Le lien pouvant exister entre les glucides et le risque de diabète a fait l’objet de nombreuses études sur de larges cohortes de population sans qu’aucune conclusion définitive n’ait été apportée. De plus, les lipides et les protéines sont susceptibles d’impacter ce risque.

Cette étude sur une cohorte de 29 133 hommes finlandais, suivie pendant 12 ans, s’est fixé comme objectif principal d’estimer l’impact, sur le risque de survenue d’un diabète, de la substitution iso-énergétique d’une partie des lipides ou des protéines de l’alimentation par des glucides.

Les principaux résultats obtenus ont été, d’une part, que la consommation de glucides alimentaires était inversement associée au risque de diabète, et d’autre part, que la substitution des lipides mais aussi des protéines par des glucides, à hauteur de 2% des apports énergétiques quotidiens, était liée à une moindre exposition à ce risque (RR = 0,96, IC à 95% = 0,94-0,99 ; RR = 0,85, IC à 95% = 0,80-0,90, pour lipides et protéines respectivement). En détaillant le type de glucides, les auteurs ont trouvé que la relation inverse concernait les glucides d’index glycémique moyen. Ces résultats semblent aller dans le sens d’autres données récentes, associant de manière inverse la consommation de saccharose (index glycémique moyen) avec le risque de diabète. En distinguant les types d’acides gras (mono- et polyinsaturés, acides gras trans et à courte chaîne), il a été mis en évidence que seul le remplacement des acides gras trans ou à courte chaîne par des glucides, se trouvait associé à un risque réduit de diabète. Enfin, concernant les protéines d’origine animale, les auteurs ont identifié que leur substitution par des glucides, se trouvait inversement corrélée au risque de diabète, et ce, quel que soit le niveau d’index glycémique. Ils évoquent à ce sujet les conséquences potentielles des régimes amaigrissants à forte charge en protéines animales exposant à la survenue d’un diabète.
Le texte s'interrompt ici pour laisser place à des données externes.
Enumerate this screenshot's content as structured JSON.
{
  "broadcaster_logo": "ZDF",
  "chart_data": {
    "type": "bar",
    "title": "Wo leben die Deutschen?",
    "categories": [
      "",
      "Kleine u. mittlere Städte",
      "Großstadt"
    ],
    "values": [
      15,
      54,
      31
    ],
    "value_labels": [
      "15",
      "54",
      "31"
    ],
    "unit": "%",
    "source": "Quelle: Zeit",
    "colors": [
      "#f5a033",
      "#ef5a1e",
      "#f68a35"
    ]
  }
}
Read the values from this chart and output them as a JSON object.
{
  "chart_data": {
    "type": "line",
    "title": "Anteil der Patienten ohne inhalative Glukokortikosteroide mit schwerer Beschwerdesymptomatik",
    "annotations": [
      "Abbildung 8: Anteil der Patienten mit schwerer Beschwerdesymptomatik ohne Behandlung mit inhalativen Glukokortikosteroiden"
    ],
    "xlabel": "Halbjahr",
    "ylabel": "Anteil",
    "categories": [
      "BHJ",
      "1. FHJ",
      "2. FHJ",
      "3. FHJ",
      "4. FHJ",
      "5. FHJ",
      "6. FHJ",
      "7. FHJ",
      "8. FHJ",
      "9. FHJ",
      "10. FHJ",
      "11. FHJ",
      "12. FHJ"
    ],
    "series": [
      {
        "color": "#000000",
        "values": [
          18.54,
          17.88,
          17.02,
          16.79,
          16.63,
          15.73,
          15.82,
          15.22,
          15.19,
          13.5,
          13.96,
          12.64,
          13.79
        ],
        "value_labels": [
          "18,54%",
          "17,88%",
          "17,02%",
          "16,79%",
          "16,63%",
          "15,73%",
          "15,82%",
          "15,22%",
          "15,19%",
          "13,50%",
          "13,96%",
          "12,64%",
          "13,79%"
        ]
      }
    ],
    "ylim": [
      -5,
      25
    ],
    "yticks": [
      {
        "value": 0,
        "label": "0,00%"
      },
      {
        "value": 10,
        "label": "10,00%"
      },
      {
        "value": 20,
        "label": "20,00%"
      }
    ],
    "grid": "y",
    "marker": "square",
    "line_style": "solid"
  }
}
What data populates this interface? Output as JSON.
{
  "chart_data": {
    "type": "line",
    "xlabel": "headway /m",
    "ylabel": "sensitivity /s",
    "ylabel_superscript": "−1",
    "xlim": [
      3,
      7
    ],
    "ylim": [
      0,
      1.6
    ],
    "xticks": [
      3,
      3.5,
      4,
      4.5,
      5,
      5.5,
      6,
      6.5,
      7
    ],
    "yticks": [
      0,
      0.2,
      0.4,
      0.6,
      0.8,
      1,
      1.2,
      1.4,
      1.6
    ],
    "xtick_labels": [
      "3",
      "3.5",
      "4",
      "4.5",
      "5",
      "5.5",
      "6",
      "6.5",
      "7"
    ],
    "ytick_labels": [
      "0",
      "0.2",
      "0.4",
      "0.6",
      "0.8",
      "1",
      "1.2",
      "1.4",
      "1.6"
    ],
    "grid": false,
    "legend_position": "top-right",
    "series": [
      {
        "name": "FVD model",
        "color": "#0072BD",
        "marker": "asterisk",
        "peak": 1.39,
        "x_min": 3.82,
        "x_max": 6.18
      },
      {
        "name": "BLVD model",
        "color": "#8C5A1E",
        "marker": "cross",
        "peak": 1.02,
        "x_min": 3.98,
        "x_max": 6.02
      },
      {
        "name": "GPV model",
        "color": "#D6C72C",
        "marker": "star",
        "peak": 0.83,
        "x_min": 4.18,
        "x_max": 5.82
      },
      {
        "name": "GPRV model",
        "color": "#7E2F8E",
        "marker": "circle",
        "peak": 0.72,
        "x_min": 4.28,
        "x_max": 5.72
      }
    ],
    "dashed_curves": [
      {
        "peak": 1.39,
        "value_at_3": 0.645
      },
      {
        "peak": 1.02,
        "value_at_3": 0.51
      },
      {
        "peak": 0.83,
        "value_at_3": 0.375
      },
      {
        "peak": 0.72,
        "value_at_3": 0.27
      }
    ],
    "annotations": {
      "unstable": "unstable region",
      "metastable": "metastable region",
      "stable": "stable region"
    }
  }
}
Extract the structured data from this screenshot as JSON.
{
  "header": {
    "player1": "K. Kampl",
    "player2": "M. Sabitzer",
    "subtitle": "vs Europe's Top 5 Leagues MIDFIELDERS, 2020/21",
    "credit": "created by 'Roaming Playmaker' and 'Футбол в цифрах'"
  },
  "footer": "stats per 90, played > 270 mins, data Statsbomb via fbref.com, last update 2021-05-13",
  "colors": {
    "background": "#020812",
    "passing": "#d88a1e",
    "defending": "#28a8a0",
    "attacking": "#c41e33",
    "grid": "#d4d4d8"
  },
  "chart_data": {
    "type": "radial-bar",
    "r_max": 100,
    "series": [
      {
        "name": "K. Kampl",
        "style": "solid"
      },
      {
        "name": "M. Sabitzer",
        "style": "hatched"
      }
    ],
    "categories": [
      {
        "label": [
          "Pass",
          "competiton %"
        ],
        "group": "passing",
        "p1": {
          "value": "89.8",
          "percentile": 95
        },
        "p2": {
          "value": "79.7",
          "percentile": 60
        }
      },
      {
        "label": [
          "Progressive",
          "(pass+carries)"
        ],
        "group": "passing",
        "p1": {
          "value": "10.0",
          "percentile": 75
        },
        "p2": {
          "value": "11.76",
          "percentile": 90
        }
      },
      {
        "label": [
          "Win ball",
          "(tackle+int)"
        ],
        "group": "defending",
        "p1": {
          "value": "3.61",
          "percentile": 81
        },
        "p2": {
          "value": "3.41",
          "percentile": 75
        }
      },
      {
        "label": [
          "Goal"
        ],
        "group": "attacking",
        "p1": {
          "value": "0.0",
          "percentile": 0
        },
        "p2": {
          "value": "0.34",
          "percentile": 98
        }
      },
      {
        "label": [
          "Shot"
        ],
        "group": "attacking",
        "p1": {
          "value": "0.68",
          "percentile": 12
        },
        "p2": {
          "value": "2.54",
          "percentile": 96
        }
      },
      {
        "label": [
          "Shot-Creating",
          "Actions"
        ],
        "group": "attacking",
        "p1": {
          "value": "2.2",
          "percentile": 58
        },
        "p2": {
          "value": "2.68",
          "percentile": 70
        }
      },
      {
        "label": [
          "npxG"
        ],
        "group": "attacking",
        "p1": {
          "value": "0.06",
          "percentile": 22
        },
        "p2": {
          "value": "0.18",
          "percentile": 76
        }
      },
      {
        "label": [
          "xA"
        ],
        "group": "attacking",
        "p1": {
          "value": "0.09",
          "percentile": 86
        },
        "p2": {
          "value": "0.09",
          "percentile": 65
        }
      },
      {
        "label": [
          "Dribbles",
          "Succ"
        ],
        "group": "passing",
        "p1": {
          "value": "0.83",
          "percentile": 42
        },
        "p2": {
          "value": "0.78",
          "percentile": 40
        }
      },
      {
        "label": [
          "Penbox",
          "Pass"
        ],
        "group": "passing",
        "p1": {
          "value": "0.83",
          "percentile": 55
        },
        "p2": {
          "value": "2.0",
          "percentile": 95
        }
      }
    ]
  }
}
Les auteurs concluent que la modification de l’alimentation d’une population du type de celle étudiée (hommes fumeurs) peut limiter le risque de diabète. Ils préconisent d’augmenter les apports en glucides aux dépens des acides gras trans et des acides gras à courte chaîne, et de réduire la consommation de protéines animales.

Carbohydrate substitution for fat or protein and risk of type 2 diabetes in male smokers.

Similä M.E., Kontto J.P., Valsta L.M., Männistö S., Albanes D., Virtamo J.

Eur J Clin Nutr, 2012, vol. 66, No. 6, pp. 716-721.